Apple’s use of calories as the common currency for activity monitoring is clever. I understand there are different kinds of calories and calorie burning, but it still gives a simple fungible category between exercise and nutrition (the opposite approach to the Nike Fuel Band, which had a bizarre proprietary number for fitness activity). When you see how long it takes you on the elliptical to burn through that Butterfinger candy bar, it means something.

The notifications are nice as well, although I think it needs more granularity. I don’t want all of my texts on my wrist, after all. The answer to technological efficiencies is not to make them more ubiquitous but to use them for filtering. A constantly buzzing wrist will not help you any with your constantly buzzing smartphone.

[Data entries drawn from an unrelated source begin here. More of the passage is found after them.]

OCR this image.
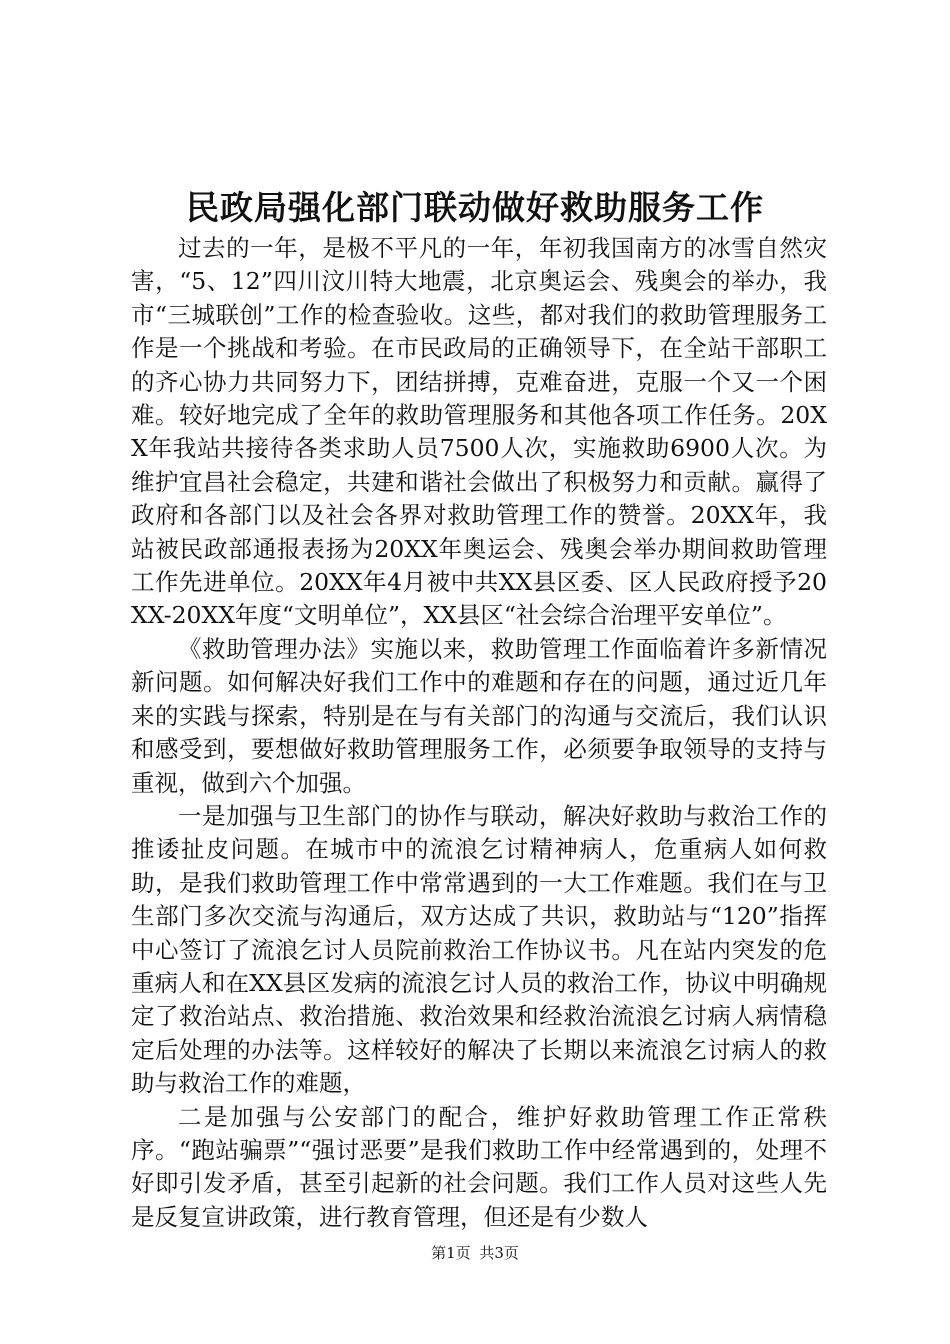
民政局强化部门联动做好救助服务工作

过去的一年，是极不平凡的一年，年初我国南方的冰雪自然灾害，“5、12”四川汶川特大地震，北京奥运会、残奥会的举办，我市“三城联创”工作的检查验收。这些，都对我们的救助管理服务工作是一个挑战和考验。在市民政局的正确领导下，在全站干部职工的齐心协力共同努力下，团结拼搏，克难奋进，克服一个又一个困难。较好地完成了全年的救助管理服务和其他各项工作任务。20XX年我站共接待各类求助人员7500人次，实施救助6900人次。为维护宜昌社会稳定，共建和谐社会做出了积极努力和贡献。赢得了政府和各部门以及社会各界对救助管理工作的赞誉。20XX年，我站被民政部通报表扬为20XX年奥运会、残奥会举办期间救助管理工作先进单位。20XX年4月被中共XX县区委、区人民政府授予20XX-20XX年度“文明单位”，XX县区“社会综合治理平安单位”。

《救助管理办法》实施以来，救助管理工作面临着许多新情况新问题。如何解决好我们工作中的难题和存在的问题，通过近几年来的实践与探索，特别是在与有关部门的沟通与交流后，我们认识和感受到，要想做好救助管理服务工作，必须要争取领导的支持与重视，做到六个加强。

一是加强与卫生部门的协作与联动，解决好救助与救治工作的推诿扯皮问题。在城市中的流浪乞讨精神病人，危重病人如何救助，是我们救助管理工作中常常遇到的一大工作难题。我们在与卫生部门多次交流与沟通后，双方达成了共识，救助站与“120”指挥中心签订了流浪乞讨人员院前救治工作协议书。凡在站内突发的危重病人和在XX县区发病的流浪乞讨人员的救治工作，协议中明确规定了救治站点、救治措施、救治效果和经救治流浪乞讨病人病情稳定后处理的办法等。这样较好的解决了长期以来流浪乞讨病人的救助与救治工作的难题，

二是加强与公安部门的配合，维护好救助管理工作正常秩序。“跑站骗票”“强讨恶要”是我们救助工作中经常遇到的，处理不好即引发矛盾，甚至引起新的社会问题。我们工作人员对这些人先是反复宣讲政策，进行教育管理，但还是有少数人

第1页 共3页
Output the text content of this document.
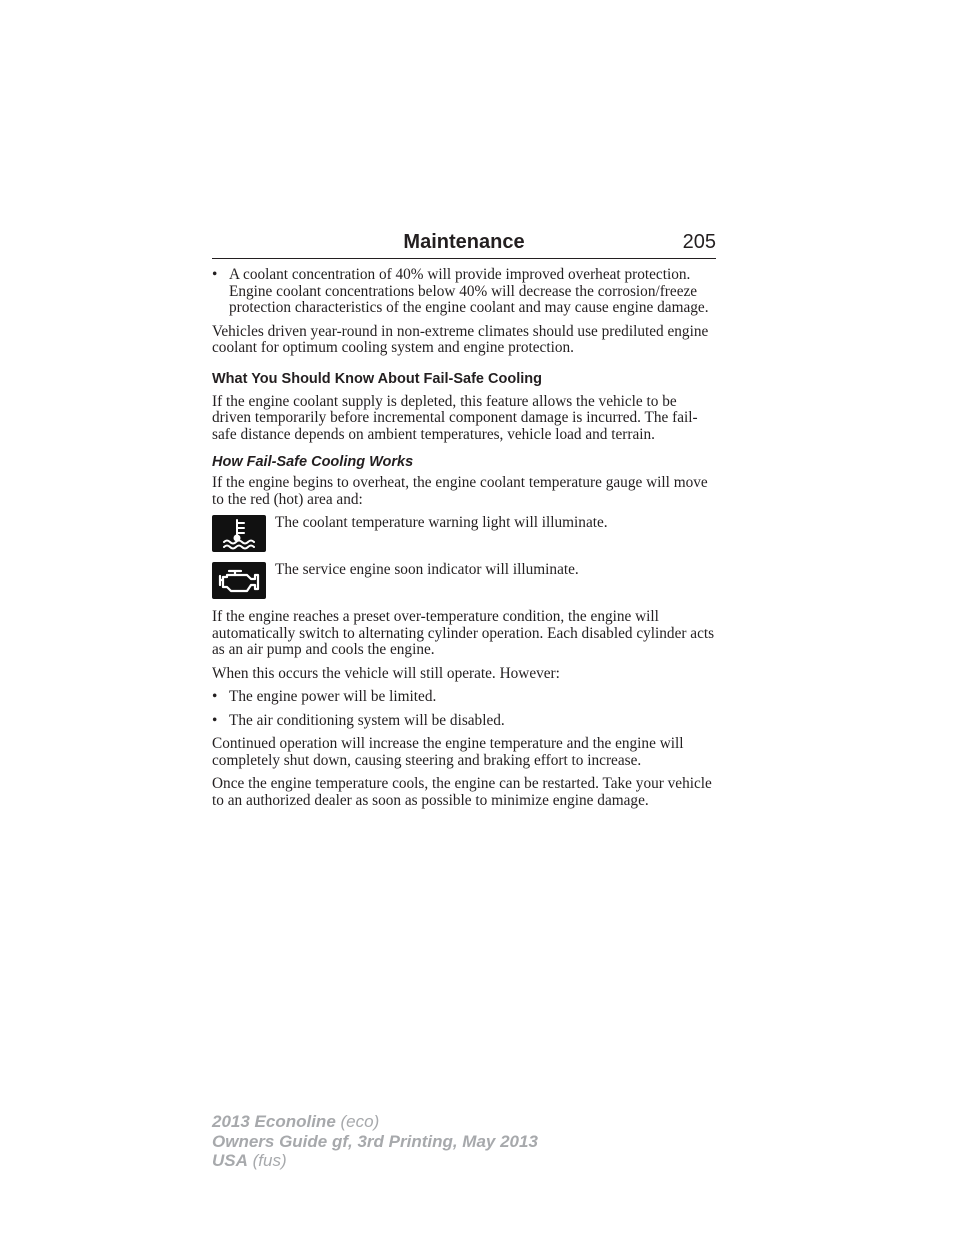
Maintenance	205
• A coolant concentration of 40% will provide improved overheat protection. Engine coolant concentrations below 40% will decrease the corrosion/freeze protection characteristics of the engine coolant and may cause engine damage.

Vehicles driven year-round in non-extreme climates should use prediluted engine coolant for optimum cooling system and engine protection.

What You Should Know About Fail-Safe Cooling

If the engine coolant supply is depleted, this feature allows the vehicle to be driven temporarily before incremental component damage is incurred. The fail-safe distance depends on ambient temperatures, vehicle load and terrain.

How Fail-Safe Cooling Works

If the engine begins to overheat, the engine coolant temperature gauge will move to the red (hot) area and:

The coolant temperature warning light will illuminate.
The service engine soon indicator will illuminate.

If the engine reaches a preset over-temperature condition, the engine will automatically switch to alternating cylinder operation. Each disabled cylinder acts as an air pump and cools the engine.

When this occurs the vehicle will still operate. However:

• The engine power will be limited.
• The air conditioning system will be disabled.

Continued operation will increase the engine temperature and the engine will completely shut down, causing steering and braking effort to increase.

Once the engine temperature cools, the engine can be restarted. Take your vehicle to an authorized dealer as soon as possible to minimize engine damage.

2013 Econoline (eco)
Owners Guide gf, 3rd Printing, May 2013
USA (fus)
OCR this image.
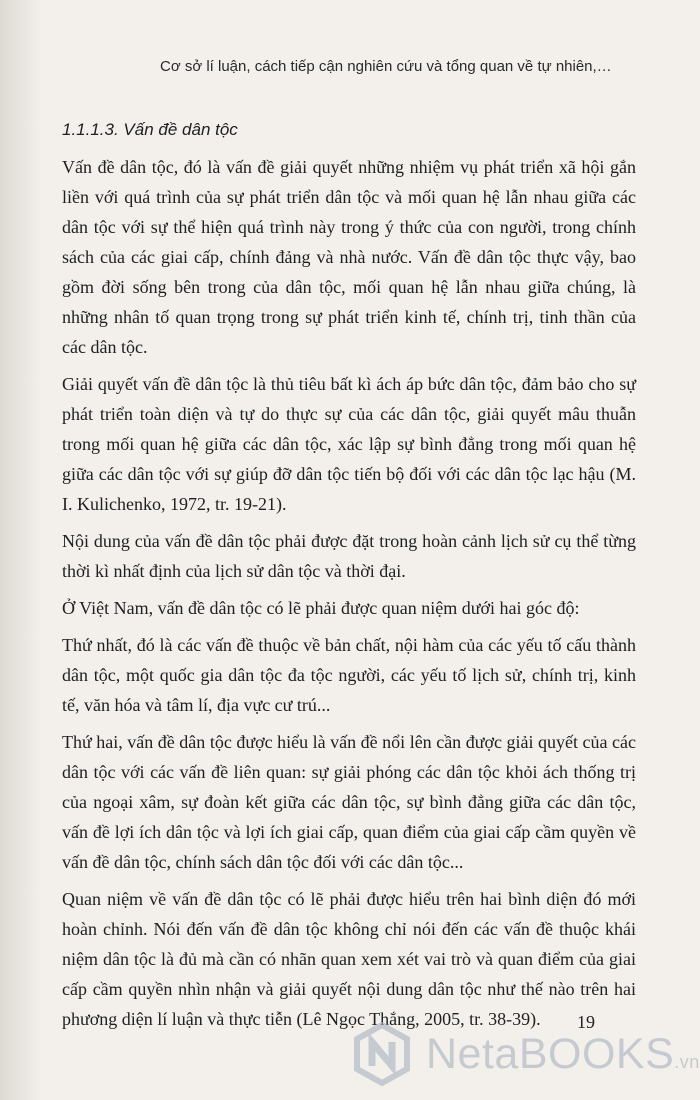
Cơ sở lí luận, cách tiếp cận nghiên cứu và tổng quan về tự nhiên,…
1.1.1.3. Vấn đề dân tộc

Vấn đề dân tộc, đó là vấn đề giải quyết những nhiệm vụ phát triển xã hội gắn liền với quá trình của sự phát triển dân tộc và mối quan hệ lẫn nhau giữa các dân tộc với sự thể hiện quá trình này trong ý thức của con người, trong chính sách của các giai cấp, chính đảng và nhà nước. Vấn đề dân tộc thực vậy, bao gồm đời sống bên trong của dân tộc, mối quan hệ lẫn nhau giữa chúng, là những nhân tố quan trọng trong sự phát triển kinh tế, chính trị, tinh thần của các dân tộc.

Giải quyết vấn đề dân tộc là thủ tiêu bất kì ách áp bức dân tộc, đảm bảo cho sự phát triển toàn diện và tự do thực sự của các dân tộc, giải quyết mâu thuẫn trong mối quan hệ giữa các dân tộc, xác lập sự bình đẳng trong mối quan hệ giữa các dân tộc với sự giúp đỡ dân tộc tiến bộ đối với các dân tộc lạc hậu (M. I. Kulichenko, 1972, tr. 19-21).

Nội dung của vấn đề dân tộc phải được đặt trong hoàn cảnh lịch sử cụ thể từng thời kì nhất định của lịch sử dân tộc và thời đại.

Ở Việt Nam, vấn đề dân tộc có lẽ phải được quan niệm dưới hai góc độ:

Thứ nhất, đó là các vấn đề thuộc về bản chất, nội hàm của các yếu tố cấu thành dân tộc, một quốc gia dân tộc đa tộc người, các yếu tố lịch sử, chính trị, kinh tế, văn hóa và tâm lí, địa vực cư trú...

Thứ hai, vấn đề dân tộc được hiểu là vấn đề nổi lên cần được giải quyết của các dân tộc với các vấn đề liên quan: sự giải phóng các dân tộc khỏi ách thống trị của ngoại xâm, sự đoàn kết giữa các dân tộc, sự bình đẳng giữa các dân tộc, vấn đề lợi ích dân tộc và lợi ích giai cấp, quan điểm của giai cấp cầm quyền về vấn đề dân tộc, chính sách dân tộc đối với các dân tộc...

Quan niệm về vấn đề dân tộc có lẽ phải được hiểu trên hai bình diện đó mới hoàn chỉnh. Nói đến vấn đề dân tộc không chỉ nói đến các vấn đề thuộc khái niệm dân tộc là đủ mà cần có nhãn quan xem xét vai trò và quan điểm của giai cấp cầm quyền nhìn nhận và giải quyết nội dung dân tộc như thế nào trên hai phương diện lí luận và thực tiễn (Lê Ngọc Thắng, 2005, tr. 38-39).	19
NetaBOOKS.vn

There are some areas for improvement. I found that the Apple Watch becomes rather useless when you are somewhere without cell phone signal; it actually panics and goes to the wrong time zone, as the iPhone can do as well. I was surprised that you don’t get credit for steps taken without the Watch on but with your iPhone; it seems like there should be some mutual syncing going on. Additionally, as a lap swimmer, there is no way to record my workouts. I can see how the current system of the Watch only records what it actually measures  is simpler (and you can’t cheat!), but it’s also rather unfair. What is odd is the power of game theory, as I’m tending towards the elliptical machine some days precisely because I want the exercise recorded.

People are very aware of this device, and strangers often ask me if it’s an Apple Watch. This alone is a sign of Apple’s terrific successes in the last decade as a company that makes beloved products that, despite being cold slabs of glass and metal technology, still find a strange intimacy in our lives. The Apple Watch is a real win, and considering that Apple has found a way to innovate a new device in a wildly successful iPhone era, it is a startling achievement.